Montrealers will go to their family doctors or walk in clinic if they are concerned about GERD. The doctor will then refer them to a gastroenterologist. If you prefer a private clinic you can try: The Montreal Clinic J.S. Benhamron for Gastroenterology, the consultation is covered by medicare. Children will be seen by their pediatricians who may refer them to a specialist after the initial consultation.
Treatment and medication for infant acid reflux
Before medication is prescribed there are certain changes that you can do decrease the vomiting. If you are using a formula you can try changing brands. You must hold you baby upright during feeding. Decrease the amount of feeding and if you are breastfeeding you must pay attention to your own diet and avoid dairy and other foods which could trigger the vomiting in your baby.

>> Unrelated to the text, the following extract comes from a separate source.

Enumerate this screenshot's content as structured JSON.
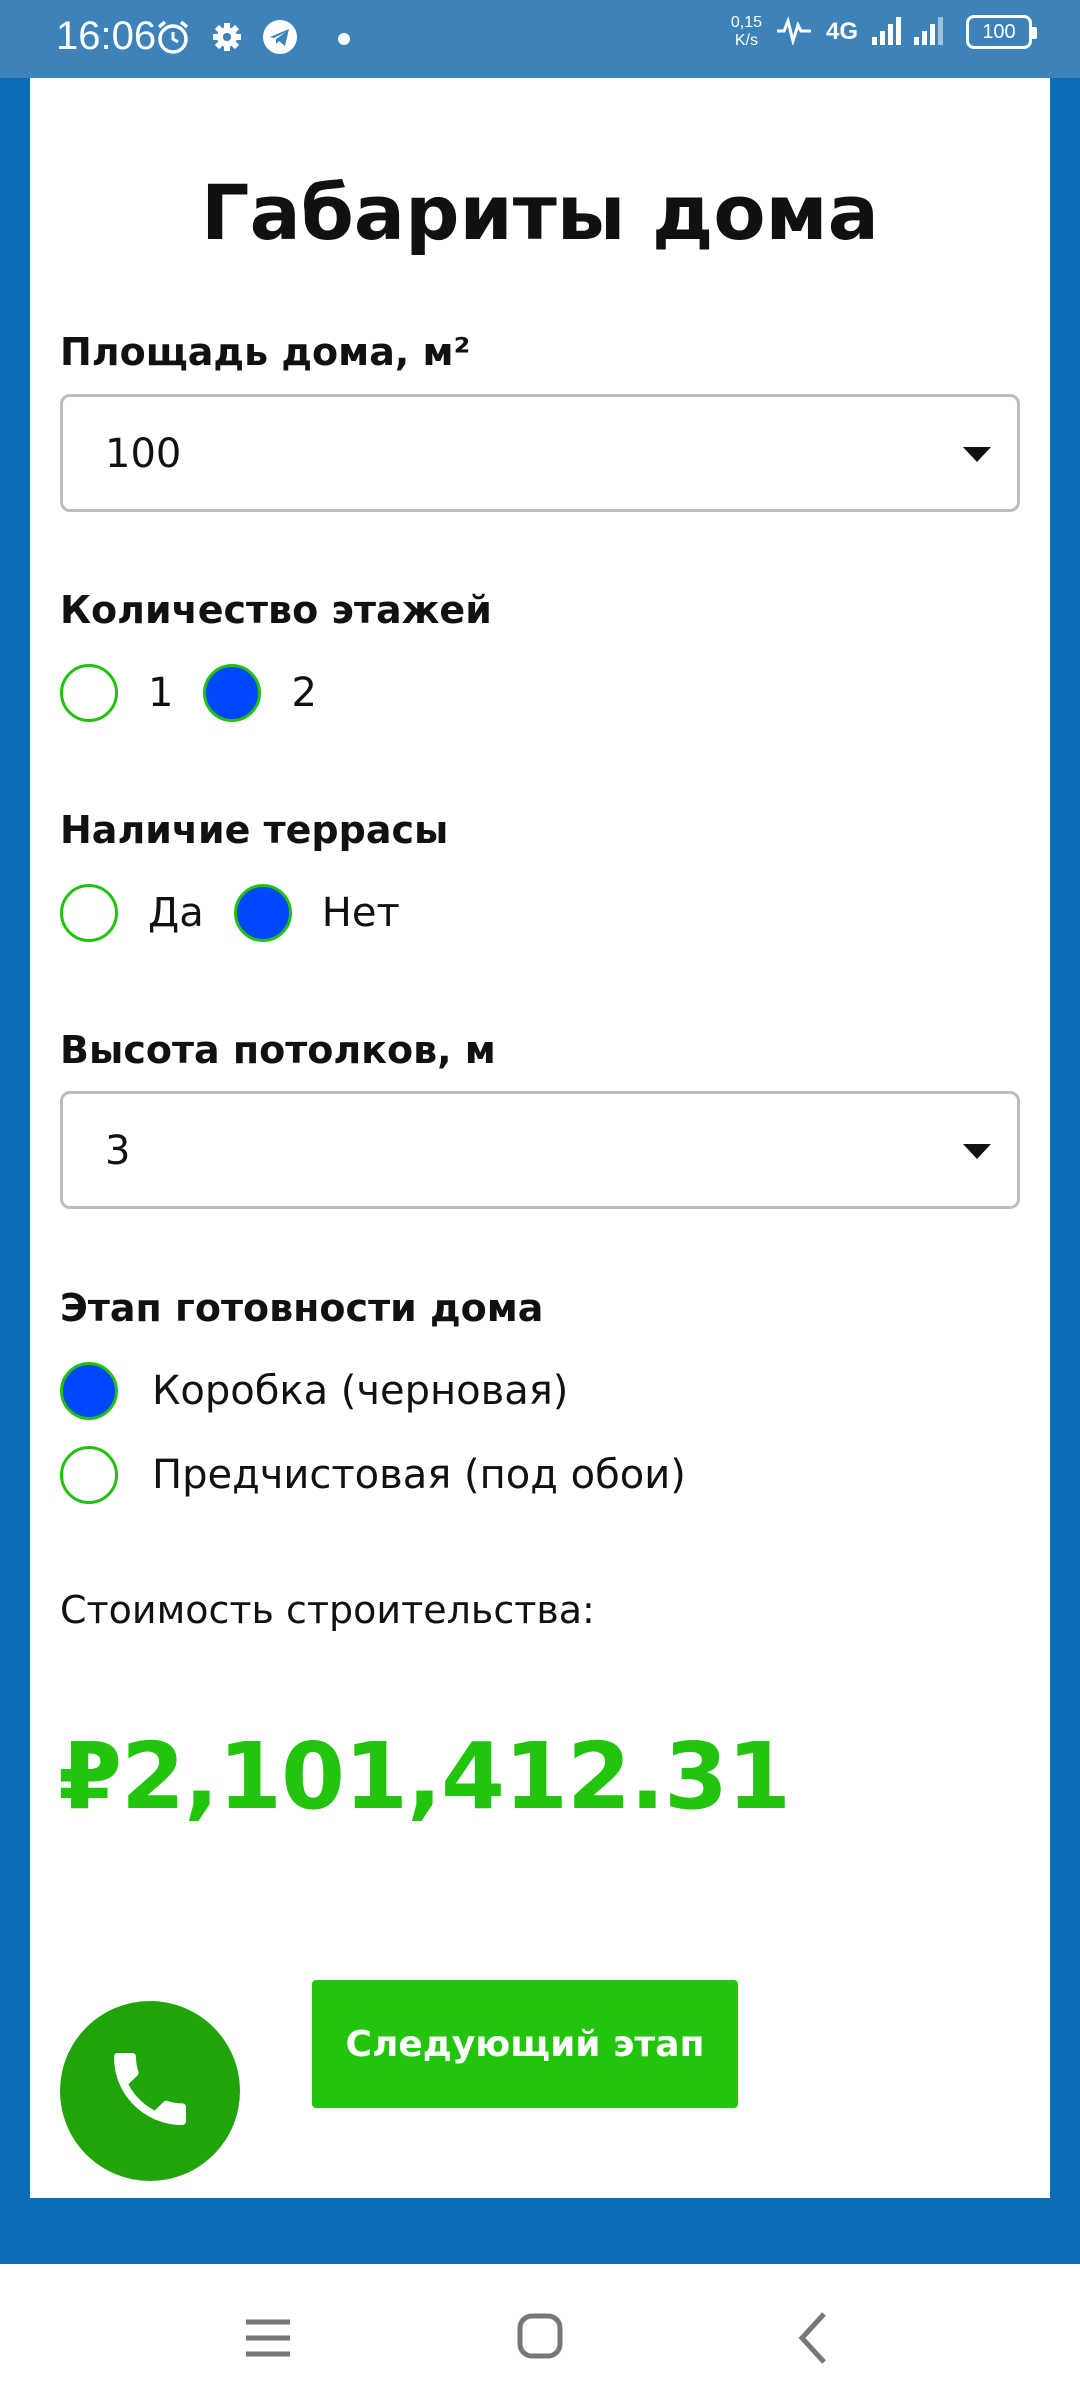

Make sure the nipple on the bottle is not too big forcing your baby to gulp too much air or take in too much food. On the other hand, the doctor might suggest you thicken the formula with a little rice or breast milk.
If the situation requires medication, then the doctor will prescribe the infant version of the same medication given to adults who have GERD. These medications include: H-2 blockers, such as, “cimetidine (Tagamet) or ranitidine (Zantac), or proton pump inhibitors, such as omeprazole (Prilosec) or lansoprazole (Prevacid).” These medications may have side effects such as respiratory and intestinal infections and are not recommended for prolonged use. Also spine and hip fractures have been reported in adults using the proton pump inhibitors.
Your doctor may recommend more calories in your child’s food if your child is not growing as fast as other children of the same age, or sometimes a feeding tube is recommended.
In very rare cases surgery called a fundoplication will be necessary to tighten up the lower esophageal sphincter. This surgery will stop the GERD but it may also cause the child to continuously gag on food. The surgery is therefore, reserved for children who are not growing and children who are having trouble breathing.